En route the ancient “City in the Sky” known as Machu Picchu, one’s travels would take them to the ancient capital of Peru’s Inca Empire, Cuzco (spelled Cusco in English). After a brief flight from Lima, Peru, Cuzco would be the jump of point to head to Machu Picchu.
View Cuzco, Peru in a larger map
The one thing to note about Cuzco is it’s elevation. At around 11,200 ft. above sea-level, the air is quite thin. I had to take some pills which would help me with the high altitude before I left Lima and I took them at periodic times while there.
My tour operator for the whole trip arranged picked me up from the airport. My main contact, Carlos, spoke relatively good English and was briefed me on my next few days’ events.
I was dropped off at my hotel for the next 2 nights. The Orquidea Real Hostel. Based on the description, this is supposed to be a backpacker’s hostel. So I wasn’t really expecting much. Situated just a block from Cuzco’s main square, it had a great location.
When I entered the hotel, it was actually quite quaint. I was brought to my room, and it totally did not strike me as a backpacker’s hotel… at least to my standards. It was actually quite cute. My room had two beds, cable TV, a portable heater, and a private bath.
It was also conveniently located next to the dining area which was also quite quaint with a nice view of the city.
Carlos prepared for me some Coco Tea which would help me with any high altitude sickness.
After resting around half an hour, I decided to take a walk… at least to the town square and have myself some lunch.

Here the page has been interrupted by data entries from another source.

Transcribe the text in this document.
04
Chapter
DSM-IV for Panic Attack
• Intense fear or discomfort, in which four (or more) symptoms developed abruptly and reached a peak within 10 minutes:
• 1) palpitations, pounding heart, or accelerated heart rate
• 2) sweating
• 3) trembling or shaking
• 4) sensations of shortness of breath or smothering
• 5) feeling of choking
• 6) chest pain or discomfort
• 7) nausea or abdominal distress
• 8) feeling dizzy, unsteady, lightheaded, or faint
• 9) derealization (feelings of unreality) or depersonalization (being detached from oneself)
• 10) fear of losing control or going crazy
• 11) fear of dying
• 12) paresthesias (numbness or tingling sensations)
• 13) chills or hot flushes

The streets of Cuzco reminded me a little but of an old Baguio. How Baguio looked like before SM. What also struck me is that the streets were very clean. Devoid of trash and intentional litter.
The street below looked like a street in Vigan, placed in Baguio.
I made my way to the town square known as The Plaza de Armas of Cuzco.
Plaza de Armas
One one side of the Plaza is a Jesuit Church, la Compañia. (La Ignesia de la Compañia de Jesus)
And on another side, the Cuzco Cathedral
The Basilica is beautiful I would return later in the afternoon for the tour. The sad thing about the church tour though is that… you aren’t allowed to take pictures inside. More on this later.
As I walked back to my hotel a little boy and a Llama were following me. I gave him a dollar to let me take his picture.
In the afternoon I had a city tour of Cuzco. My first stop was back to the Cathedral. Our tour guide Jose explained a lot about the history of Cuzco before and after the arrival of the Spaniards in 1535. The Cathedral had several stunning artwork and excellent examples of craftsmanship on woodwork. But alas… the signs below were everywhere. And as the good little tourist that I was, I didn’t bother trying to steal shots.
The first explanation I heard about this rule was that flash photography would harm the pigment on the paintings. While a somewhat acceptable answer, I asked what about if no flash was used. Well, apparently the real reason why no cameras are allowed is because the Church has copyright… and wants to make money of selling postcards and photo books of everything you see in the church.
From the church, we walked around the streets of Cuzco where Jose made a special mention that many of the foundations of the city are still from the original Incan buildings which stood on the same sites.
These walls, as one would see all over the city are blocks laid one on top of the other without any mortar. Just tightly fitting and precise.
We walked quite a distance to our next venue…
We made our way to the Dominican Cathedral or the “Convento de Santo Domingo”
Inside the buildings, once again one could not take pictures. But outdoors is another matter.
Inside, once again are great examples of Incan stone work and engineering.
Inside an Incan house.
A view of the Dominican Convent from the street.
We then boarded a bus to another site just outside the city. Our destination…. SAQSAYWAMAN. Which, when pronounced sounds like “Sexy Woman”
This site was spectacular. A huge set of structures with massive stones from quarry’s outside the area. How were they built? My vote is aliens.
At the other end of the Saqsaywaman. I could not resist having my “National Geographic Moment” with the locals and their llamas.
We then proceeded to an ancient, yet still operational aqueduct.
Finally… we visited a set of ancient ruins known as the Temple of the Sun.
That big stone on the right used to be some statue or figure. None of the ancient sculptures are intact as they were all destroyed by the Spanish.
That’s our guide Jose, explaining the history behind the Temple of the Sun.
The stunning view with Cuzco in the background.
That’s it for my first day in Cuzco. Tomorrow… MACHU PICCHU!